OTTAWA (Reuters) -Canada's top court on Thursday ruled that stock options donated to charities by an employee should be considered employment income under Quebec's tax laws.
In a unanimous ruling, the Supreme Court agreed with a lower court's decision that the Quebec Revenue Agency was correct in its assessment that some C$3 million ($2.3 million) in stock options donated by appellant Yves Des Groseillers should be included in his taxable employment income.
The ruling could have implications beyond Quebec as tax laws in other provinces are similarly framed. It could also help governments to stop any tax revenue leaks.
Des Groseillers argued that because he did not exercise those stock options, he did not receive any benefit and therefore the options should not be considered employment income for tax accounting.
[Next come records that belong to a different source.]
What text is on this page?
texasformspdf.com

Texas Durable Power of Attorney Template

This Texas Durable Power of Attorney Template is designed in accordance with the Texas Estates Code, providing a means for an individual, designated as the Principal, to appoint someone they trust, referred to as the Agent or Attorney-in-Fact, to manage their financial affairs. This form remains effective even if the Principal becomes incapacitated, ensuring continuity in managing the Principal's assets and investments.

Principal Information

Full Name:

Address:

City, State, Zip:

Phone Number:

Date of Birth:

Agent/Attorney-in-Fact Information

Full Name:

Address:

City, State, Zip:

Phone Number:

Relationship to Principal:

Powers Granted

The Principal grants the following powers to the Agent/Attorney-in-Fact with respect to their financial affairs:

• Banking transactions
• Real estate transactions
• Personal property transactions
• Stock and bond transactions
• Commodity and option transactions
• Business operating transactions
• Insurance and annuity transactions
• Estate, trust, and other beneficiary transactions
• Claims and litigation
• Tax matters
He did however use receipts from the charities to claim tax credits.
The Supreme Court dismissed his appeal saying the Quebec Revenue Agency "properly assessed Des Groseillers ... for the benefit received."
Des Groseillers received stock options when he was the chief executive at BMTC Group that he donated to charities in 2010 and 2011.
The Quebec Revenue Agency, in an audit in 2014, determined that the stock options should have been included as part of Des Groseillers's employment income and asked him to pay additional taxes.
Des Groseillers successfully challenged the agency's decision at a Quebec court, before an appeals court overruled and restored the agency's original determination.